L’occupazione del Rettorato è stata sospesa, come “segno di apertura”, la sera del 22 maggio. Ma è stata organizzata a Palazzo Nuovo una assemblea cittadina, annunciata con una locandina realizzata con colori e grafica da propaganda sovietica. I colori e lo stile dell’Isis, lo Stato Islamico, sembrano invece aver ispirato i comunicati. L’occupazione del Rettorato è stata resa nota con un filmato in cui tre studentesse elencano le loro richieste, indossando la kefiah, sedute a un tavolo coperto da un panno rosso dal quale pende una bandiera palestinese. Fa loro da sfondo uno striscione nero. È la parte superiore di una immensa bandiera palestinese, ma fa venire in mente le insegne nere dell’Isis, le sue uniformi nere, e i suoi leader che nel 2015 si vantavano sulle reti social dicendo che avrebbero usato la loro vittoria in Libia per invadere l’Italia, attaccare il Vaticano.

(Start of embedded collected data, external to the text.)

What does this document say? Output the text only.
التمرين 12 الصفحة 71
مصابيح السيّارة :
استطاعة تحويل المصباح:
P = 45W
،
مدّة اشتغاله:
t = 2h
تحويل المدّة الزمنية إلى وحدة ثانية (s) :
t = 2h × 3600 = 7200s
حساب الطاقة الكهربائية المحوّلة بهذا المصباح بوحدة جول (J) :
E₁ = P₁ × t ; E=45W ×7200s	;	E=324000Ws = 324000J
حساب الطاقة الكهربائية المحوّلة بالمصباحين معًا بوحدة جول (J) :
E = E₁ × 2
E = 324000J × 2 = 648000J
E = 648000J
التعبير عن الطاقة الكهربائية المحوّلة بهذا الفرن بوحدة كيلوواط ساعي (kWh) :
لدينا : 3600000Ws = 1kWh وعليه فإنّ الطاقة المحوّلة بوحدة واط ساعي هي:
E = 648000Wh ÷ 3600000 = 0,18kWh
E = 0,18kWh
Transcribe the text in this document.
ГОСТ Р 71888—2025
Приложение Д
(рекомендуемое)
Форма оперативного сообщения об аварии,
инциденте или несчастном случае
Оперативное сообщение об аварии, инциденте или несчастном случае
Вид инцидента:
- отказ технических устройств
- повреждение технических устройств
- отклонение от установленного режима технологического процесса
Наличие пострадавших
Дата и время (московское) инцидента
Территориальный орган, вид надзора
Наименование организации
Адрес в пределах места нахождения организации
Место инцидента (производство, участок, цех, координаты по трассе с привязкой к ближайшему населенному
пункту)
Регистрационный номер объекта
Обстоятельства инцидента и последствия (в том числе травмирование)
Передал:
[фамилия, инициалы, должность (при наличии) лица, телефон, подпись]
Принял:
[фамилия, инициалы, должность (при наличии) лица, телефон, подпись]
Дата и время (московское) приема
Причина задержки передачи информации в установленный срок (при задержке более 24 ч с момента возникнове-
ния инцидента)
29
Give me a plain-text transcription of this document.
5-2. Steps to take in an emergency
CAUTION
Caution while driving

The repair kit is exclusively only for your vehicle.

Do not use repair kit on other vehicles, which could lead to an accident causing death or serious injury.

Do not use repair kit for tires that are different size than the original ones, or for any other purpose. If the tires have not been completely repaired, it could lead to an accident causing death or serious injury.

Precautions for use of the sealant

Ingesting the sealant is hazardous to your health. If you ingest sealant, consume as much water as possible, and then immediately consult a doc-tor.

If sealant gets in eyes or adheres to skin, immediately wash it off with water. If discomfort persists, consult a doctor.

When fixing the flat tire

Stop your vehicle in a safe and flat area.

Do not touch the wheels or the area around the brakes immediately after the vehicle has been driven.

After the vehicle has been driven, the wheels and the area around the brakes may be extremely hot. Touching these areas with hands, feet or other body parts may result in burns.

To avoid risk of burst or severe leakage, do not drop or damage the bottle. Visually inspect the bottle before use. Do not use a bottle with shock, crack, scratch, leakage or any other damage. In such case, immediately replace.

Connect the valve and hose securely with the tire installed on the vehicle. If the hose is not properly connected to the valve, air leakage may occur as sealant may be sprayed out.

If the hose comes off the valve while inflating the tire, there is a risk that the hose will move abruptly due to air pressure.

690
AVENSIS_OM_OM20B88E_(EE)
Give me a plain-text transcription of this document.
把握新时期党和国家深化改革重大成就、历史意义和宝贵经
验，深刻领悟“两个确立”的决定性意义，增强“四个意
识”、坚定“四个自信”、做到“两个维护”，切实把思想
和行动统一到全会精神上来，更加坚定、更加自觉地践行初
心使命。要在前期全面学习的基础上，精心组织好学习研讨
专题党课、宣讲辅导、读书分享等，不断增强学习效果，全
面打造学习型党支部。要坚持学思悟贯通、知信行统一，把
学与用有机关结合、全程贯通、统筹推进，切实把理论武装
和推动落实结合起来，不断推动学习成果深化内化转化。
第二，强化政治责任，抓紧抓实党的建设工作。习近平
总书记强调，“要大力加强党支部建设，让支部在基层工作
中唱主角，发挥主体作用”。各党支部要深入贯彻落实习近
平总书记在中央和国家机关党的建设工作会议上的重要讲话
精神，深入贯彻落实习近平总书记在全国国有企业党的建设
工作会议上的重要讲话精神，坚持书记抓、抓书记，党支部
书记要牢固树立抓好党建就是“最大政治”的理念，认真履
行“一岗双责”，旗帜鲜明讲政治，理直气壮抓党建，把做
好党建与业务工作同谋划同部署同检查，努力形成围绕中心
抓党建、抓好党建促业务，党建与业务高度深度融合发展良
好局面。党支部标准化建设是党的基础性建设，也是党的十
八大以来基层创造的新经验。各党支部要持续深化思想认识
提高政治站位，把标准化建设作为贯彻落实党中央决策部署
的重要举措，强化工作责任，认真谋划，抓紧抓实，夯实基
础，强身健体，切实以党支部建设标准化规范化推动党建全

Scherzano con il fuoco questi ragazzi che si fanno chiamare “intifada studentesca”, che giocano al jihad sicuri che il nemico da abbattere sia l’Occidente, oggi impegnati nell’“intifada” senza un pensiero contro Hamas, che continua a lanciare missili su Israele e a tenere prigionieri gli ostaggi finora sopravvissuti, che forse militano nel Friday for future e un mese fa hanno gridato il loro disprezzo per il mondo che li mantiene e li riconosce liberi di manifestare brandendo striscioni con su scritto “Giustizia climatica contro un governo negazionista” e tra un mese parteciperanno al Torino Pride, che quest’anno ha per slogan “D’amore e di Lotta”, e irrideranno i cattolici bigotti ostentando gesti e immagini blasfemi.
Giocano al jihad. Quello che non sanno è che i jihadisti, quelli veri, non per questo li risparmierebbero.